I giovani medici italiani esprimono una profonda preoccupazione per il loro futuro professionale e formativo. Le cause sono da attribuite alle ammissioni in sovrannumero al primo anno del corso di laurea in Medicina e Chirurgia a.a. 2013/2014; alle innumerevoli segnalazioni di disservizi e di presunte irregolarità durante i concorsi regionali per l’accesso ai Corsi di Formazione Specifica in Medicina Generale del triennio 2014/2017; alle segnalazioni di presunte irregolarità verificatesi durante il concorso per l’accesso alle Scuole di Specializzazione di area sanitaria per l’a.a. 2013/2014.  Per questa grave situazione  l’Ordine dei Medici della provincia di Caltanissetta assieme al quelli  delle Province di Bari, Cagliari, Catania, Chieti, Ferrara, Macerata, Milano, Palermo chiede::

•la messa in atto, con carattere di urgenza, di ogni necessaria misura volta ad evitare che i colleghi vittime dei gravissimi disagi legati alle sopra descritte situazioni, vedano sminuito, ritardato o addirittura annullato il loro diritto all’accesso al percorso formativo post lauream, per responsabilità di certo non ascrivibili a loro medesimi.

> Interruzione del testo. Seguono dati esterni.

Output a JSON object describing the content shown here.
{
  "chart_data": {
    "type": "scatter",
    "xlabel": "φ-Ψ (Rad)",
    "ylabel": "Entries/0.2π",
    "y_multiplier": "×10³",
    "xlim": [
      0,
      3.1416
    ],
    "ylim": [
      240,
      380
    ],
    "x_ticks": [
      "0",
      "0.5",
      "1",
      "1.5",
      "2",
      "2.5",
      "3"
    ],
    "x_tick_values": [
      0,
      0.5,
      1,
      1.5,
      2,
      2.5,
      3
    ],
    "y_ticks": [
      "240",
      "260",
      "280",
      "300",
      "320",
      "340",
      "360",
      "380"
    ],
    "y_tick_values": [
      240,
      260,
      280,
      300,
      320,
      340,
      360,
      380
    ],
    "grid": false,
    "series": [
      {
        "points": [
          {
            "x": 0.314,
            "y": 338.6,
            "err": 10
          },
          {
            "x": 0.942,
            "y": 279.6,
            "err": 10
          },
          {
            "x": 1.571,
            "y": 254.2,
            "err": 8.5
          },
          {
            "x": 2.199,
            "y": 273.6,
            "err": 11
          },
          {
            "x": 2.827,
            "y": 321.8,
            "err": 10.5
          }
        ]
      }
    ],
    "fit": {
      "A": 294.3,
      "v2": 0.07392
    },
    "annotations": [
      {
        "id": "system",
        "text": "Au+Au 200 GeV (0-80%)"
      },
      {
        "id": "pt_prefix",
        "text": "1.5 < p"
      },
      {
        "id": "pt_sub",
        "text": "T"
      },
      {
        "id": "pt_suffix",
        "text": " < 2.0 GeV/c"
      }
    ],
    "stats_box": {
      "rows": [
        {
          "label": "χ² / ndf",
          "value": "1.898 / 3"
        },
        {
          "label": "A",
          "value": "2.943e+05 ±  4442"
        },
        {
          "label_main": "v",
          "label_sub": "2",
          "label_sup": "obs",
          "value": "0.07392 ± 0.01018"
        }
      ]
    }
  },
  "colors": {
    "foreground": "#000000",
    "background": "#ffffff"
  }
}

•Che il CINECA, il MIUR e le Regioni riconoscano le proprie responsabilità e se ne facciano carico dando risposte immediate ai danneggiati e si adoperino per fornire le dovute garanzie in termini di trasparenza, rispetto delle regole e garanzie di tutela nel corso dello svolgimento dei prossimi concorsi inerenti l’accesso alla formazione post laurea di area sanitaria;

•che il Comitato Centrale ed il Presidente della FNOMCeO, nelle loro vesti istituzionali, si adoperino per tutelare sia i giovani colleghi sia il loro corretto inserimento nella formazione post lauream, in particolare attraverso la valorizzazione di una rete formativa integrata che metta insieme il meglio di Università e SSN.

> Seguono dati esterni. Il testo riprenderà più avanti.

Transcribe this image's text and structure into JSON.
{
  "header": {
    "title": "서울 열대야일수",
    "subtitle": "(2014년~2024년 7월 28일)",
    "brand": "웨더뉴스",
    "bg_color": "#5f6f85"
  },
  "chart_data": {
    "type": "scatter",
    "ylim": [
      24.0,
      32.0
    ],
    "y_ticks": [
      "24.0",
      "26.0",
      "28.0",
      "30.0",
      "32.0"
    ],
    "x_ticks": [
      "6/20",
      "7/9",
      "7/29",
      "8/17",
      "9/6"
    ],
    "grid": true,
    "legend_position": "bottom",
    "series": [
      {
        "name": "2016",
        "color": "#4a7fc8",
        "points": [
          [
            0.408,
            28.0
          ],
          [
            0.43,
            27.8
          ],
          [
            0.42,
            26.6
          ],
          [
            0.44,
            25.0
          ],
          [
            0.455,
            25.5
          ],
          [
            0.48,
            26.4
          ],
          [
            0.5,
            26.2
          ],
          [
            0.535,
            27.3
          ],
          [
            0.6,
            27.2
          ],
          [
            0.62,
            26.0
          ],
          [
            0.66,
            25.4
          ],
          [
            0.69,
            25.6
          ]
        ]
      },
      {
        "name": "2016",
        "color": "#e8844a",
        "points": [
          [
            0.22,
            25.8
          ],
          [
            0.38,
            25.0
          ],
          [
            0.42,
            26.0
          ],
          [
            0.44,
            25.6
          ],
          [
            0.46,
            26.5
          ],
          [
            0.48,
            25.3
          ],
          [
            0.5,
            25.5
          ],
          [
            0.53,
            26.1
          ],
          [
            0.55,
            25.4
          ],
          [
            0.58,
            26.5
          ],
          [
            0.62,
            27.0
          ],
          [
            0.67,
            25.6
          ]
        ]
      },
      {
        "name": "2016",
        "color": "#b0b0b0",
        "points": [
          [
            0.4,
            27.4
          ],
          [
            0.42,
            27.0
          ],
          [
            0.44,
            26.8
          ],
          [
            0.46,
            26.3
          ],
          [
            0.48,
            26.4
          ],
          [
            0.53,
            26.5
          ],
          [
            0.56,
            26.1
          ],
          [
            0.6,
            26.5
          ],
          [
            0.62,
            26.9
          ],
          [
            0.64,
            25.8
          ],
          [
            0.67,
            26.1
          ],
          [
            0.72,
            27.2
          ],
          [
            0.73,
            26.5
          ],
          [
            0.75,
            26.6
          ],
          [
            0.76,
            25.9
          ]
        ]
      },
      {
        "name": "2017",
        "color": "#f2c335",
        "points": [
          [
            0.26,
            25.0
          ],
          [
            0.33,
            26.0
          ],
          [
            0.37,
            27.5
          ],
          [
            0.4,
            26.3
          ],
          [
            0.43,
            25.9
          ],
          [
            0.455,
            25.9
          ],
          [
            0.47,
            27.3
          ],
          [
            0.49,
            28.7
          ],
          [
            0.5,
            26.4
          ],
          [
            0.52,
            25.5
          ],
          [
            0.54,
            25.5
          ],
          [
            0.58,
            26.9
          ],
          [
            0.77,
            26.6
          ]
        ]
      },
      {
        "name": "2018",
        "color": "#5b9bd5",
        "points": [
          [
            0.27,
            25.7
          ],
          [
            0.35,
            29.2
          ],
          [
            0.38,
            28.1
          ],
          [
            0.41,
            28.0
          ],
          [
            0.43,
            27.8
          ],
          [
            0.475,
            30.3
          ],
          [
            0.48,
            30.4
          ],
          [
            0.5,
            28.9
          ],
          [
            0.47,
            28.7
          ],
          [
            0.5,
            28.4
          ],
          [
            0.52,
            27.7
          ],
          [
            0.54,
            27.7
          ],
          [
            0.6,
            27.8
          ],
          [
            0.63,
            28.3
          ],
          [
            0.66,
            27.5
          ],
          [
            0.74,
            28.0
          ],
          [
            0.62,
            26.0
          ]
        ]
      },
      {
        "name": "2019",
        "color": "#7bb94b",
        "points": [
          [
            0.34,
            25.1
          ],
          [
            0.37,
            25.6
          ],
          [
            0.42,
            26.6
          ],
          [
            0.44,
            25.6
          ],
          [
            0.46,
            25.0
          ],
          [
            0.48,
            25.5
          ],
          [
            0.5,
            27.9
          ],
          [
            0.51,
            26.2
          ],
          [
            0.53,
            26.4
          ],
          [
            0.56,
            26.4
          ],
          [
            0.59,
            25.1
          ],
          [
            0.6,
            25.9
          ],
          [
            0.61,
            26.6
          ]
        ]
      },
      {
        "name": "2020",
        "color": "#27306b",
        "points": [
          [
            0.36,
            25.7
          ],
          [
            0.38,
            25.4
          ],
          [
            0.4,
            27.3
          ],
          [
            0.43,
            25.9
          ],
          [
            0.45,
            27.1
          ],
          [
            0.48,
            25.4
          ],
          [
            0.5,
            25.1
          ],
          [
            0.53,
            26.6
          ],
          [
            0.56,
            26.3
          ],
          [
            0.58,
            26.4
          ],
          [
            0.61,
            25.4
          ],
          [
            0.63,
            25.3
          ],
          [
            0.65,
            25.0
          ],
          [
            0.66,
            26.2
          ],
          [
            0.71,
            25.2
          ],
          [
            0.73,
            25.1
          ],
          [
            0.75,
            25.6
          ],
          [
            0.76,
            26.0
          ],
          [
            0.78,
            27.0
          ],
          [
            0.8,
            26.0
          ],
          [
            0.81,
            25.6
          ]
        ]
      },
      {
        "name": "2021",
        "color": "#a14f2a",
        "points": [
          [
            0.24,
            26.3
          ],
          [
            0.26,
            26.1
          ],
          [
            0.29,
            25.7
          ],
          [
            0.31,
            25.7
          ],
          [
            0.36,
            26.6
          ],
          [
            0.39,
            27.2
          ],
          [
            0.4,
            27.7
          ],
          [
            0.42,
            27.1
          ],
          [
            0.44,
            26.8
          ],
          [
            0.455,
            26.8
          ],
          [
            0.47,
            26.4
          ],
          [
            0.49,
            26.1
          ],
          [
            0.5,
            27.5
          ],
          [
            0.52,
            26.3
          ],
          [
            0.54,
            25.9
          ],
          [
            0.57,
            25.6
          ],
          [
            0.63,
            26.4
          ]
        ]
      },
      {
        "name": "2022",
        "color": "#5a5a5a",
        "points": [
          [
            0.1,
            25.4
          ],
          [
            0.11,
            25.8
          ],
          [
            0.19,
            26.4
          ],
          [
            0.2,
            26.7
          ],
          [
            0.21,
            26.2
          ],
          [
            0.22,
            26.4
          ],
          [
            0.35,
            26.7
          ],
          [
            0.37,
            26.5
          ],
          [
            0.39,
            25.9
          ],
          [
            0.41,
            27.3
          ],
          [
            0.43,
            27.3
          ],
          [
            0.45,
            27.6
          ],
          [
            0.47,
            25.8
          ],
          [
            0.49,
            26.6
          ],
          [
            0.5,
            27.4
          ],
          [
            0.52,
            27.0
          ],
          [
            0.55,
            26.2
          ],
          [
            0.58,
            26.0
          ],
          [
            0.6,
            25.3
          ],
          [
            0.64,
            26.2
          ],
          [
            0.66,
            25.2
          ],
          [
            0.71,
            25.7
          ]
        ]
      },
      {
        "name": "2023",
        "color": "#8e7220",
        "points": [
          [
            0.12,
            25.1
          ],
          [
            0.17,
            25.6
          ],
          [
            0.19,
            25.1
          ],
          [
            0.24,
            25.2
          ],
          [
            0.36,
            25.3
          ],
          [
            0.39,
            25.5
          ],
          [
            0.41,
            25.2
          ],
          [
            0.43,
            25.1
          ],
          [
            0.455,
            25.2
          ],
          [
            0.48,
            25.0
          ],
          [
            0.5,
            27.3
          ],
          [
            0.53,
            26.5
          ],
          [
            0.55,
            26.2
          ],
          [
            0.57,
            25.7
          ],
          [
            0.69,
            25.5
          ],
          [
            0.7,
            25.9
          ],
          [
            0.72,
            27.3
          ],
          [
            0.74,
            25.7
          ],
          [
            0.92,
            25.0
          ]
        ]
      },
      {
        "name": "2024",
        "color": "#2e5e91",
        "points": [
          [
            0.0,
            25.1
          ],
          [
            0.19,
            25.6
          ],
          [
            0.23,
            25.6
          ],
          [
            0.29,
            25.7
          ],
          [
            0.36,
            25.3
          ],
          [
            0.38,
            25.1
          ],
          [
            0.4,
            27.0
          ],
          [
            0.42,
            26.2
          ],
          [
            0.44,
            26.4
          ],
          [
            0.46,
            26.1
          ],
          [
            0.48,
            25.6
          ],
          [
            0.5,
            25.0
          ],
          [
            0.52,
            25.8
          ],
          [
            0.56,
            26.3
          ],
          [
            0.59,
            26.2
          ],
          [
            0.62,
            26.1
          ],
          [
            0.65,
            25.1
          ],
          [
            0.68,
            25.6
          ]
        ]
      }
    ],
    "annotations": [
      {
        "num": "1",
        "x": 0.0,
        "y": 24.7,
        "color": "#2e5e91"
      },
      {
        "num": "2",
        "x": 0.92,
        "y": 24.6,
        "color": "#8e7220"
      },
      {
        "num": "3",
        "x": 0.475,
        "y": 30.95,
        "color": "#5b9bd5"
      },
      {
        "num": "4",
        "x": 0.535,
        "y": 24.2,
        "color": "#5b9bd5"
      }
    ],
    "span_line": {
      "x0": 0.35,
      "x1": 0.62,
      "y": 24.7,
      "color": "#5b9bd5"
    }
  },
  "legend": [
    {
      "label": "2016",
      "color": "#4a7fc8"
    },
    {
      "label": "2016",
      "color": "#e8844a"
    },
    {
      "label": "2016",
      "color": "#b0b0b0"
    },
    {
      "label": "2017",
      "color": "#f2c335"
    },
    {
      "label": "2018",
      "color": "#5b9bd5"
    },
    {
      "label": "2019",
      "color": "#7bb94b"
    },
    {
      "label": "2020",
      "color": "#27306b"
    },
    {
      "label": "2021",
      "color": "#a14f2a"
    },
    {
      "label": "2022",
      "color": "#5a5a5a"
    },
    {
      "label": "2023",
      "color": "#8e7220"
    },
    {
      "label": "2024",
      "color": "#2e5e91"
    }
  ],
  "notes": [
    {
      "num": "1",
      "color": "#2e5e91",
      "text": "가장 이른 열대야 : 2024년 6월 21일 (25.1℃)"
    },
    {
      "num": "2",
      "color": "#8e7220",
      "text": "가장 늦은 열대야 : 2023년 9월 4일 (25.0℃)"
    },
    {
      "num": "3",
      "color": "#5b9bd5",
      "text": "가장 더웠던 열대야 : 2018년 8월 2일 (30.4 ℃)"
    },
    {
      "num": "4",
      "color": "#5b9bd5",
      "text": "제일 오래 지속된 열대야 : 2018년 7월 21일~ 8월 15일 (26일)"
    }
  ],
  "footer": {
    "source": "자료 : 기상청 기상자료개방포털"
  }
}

•che il Ministero della Salute e il MIUR considerino l’accesso programmato al Corso di Laurea in Medicina e Chirurgia un valore da preservare e, facendosi garanti di una corretta pianificazione delle risorse umane in sanità, garantiscano standard di formazione ed adeguate possibilità di sviluppo professionale ai giovani medici italiani.

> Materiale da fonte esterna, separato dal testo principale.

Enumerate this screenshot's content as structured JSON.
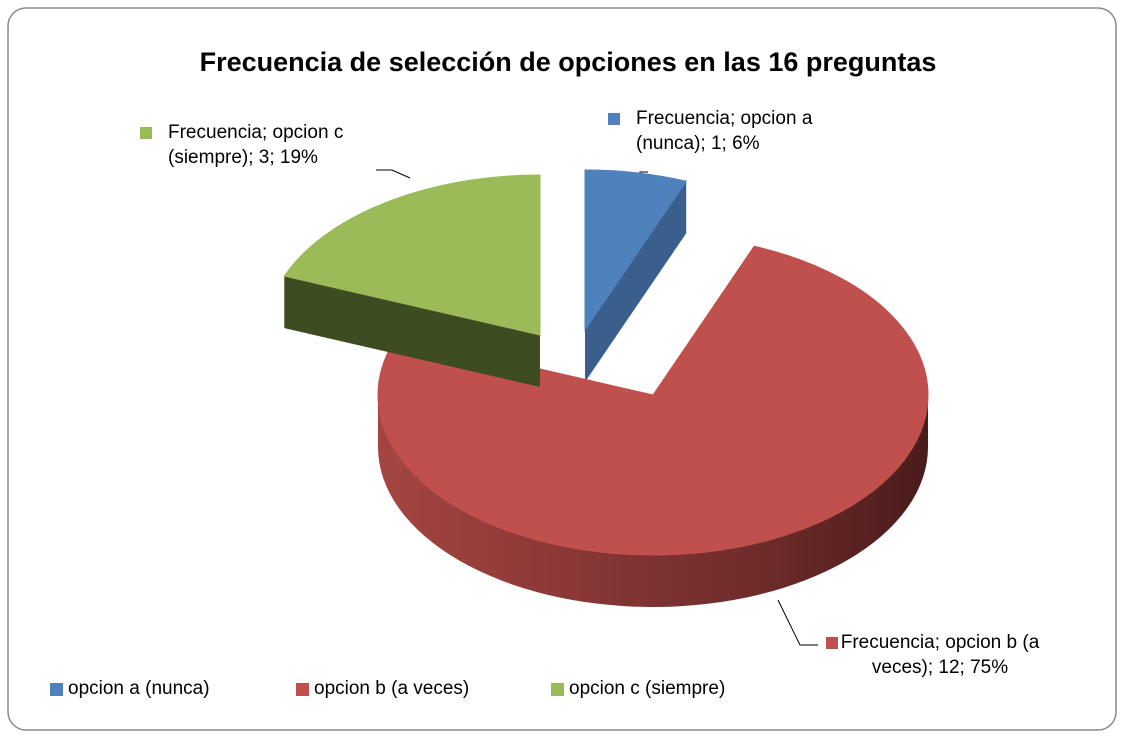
{
  "chart_data": {
    "type": "pie3d",
    "title": "Frecuencia de selección de opciones en las 16 preguntas",
    "series_name": "Frecuencia",
    "categories": [
      "opcion a (nunca)",
      "opcion b (a veces)",
      "opcion c (siempre)"
    ],
    "values": [
      1,
      12,
      3
    ],
    "percentages": [
      6,
      75,
      19
    ],
    "value_labels": [
      "Frecuencia; opcion a (nunca); 1; 6%",
      "Frecuencia; opcion b (a veces); 12; 75%",
      "Frecuencia; opcion c (siempre); 3; 19%"
    ],
    "colors": [
      "#4f81bd",
      "#c0504d",
      "#9bbb59"
    ],
    "side_colors": [
      "#3a5f8c",
      "#8e3a38",
      "#3e4c22"
    ],
    "legend": "bottom"
  }
}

“Vista l’assoluta gravità della situazione  – ha specificato l’Ordine -si confida che le Istituzioni in indirizzo si attivino per trovare le idonee soluzioni nel più breve tempo possibile. In caso contrario ci faremo noi stessi promotori di tutte le iniziative percorribili al fine di assicurare la dovuta dignità alle nuove generazioni di medici”.